Modelling internal flows in juvenile Euprymna scolopes during symbiosis formation

The Hawaiian bobtail squid (Euprymna scolopes) is a model organism for studying symbiosis. It partners with the bioluminescent bacteria Vibrio fischeri, which provide the squid with light for counterillumination. This active camouflage is crucial for the squid's survival during nocturnal hunting. Squid are born without their symbionts and must acquire them from their environment. One critical aspect of the colonisation process in juvenile squid is getting their bacterial partners from the wider oceanic environment to the correct location internally. To aid in this, the squid utilises a ciliated light organ, a specialised internal organ that houses its symbiont. The cilia generate local flows, which, alongside the ventilatory flows generated by the squid, enable fluid through their interval cavity, directing it toward the light organ's surface. Here, the bacteria can pass inside the light organ. To study the role of flows in the process, we have implemented Computational Fluid Dynamics modelling using the Method of Regularised Stokeslets.

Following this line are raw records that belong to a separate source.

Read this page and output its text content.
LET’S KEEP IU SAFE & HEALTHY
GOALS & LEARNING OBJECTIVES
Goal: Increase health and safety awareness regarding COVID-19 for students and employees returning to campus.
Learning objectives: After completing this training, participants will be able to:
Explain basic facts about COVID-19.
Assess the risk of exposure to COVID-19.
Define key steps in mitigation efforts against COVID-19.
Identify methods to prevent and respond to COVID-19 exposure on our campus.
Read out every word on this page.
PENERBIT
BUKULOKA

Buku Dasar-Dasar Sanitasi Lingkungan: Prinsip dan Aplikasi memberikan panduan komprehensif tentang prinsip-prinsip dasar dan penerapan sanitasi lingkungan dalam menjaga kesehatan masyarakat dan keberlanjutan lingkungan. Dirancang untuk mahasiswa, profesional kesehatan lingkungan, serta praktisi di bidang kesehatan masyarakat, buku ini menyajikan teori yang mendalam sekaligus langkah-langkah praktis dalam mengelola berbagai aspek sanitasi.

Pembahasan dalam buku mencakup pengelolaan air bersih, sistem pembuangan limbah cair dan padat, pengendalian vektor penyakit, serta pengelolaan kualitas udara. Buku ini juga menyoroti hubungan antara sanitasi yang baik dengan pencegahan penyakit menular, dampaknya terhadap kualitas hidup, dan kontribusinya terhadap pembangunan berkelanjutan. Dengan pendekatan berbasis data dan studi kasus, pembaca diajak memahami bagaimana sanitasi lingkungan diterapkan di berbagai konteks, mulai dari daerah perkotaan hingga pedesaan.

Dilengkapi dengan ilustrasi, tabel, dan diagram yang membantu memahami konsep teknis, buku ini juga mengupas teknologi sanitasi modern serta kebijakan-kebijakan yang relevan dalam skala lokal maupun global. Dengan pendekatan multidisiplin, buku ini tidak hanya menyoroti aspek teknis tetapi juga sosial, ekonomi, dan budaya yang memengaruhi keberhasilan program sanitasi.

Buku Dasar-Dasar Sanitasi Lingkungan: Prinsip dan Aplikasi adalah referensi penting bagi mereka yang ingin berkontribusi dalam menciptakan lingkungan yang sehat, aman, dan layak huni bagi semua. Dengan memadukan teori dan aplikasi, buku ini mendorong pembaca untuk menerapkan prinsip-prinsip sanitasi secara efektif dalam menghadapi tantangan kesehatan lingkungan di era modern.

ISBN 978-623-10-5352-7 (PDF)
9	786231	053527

Our ongoing work has sought to expand the model's complexity to encompass additional features of the squid's internal cavity. Additionally, these models have allowed us to capture the motion of particles advected within the squid. Motivated by experimental observations, we have selected several parameters within our model, generating particle trajectories that allow us to explore potential impacts on the colonisation process when breathing or ciliary dynamics are disrupted.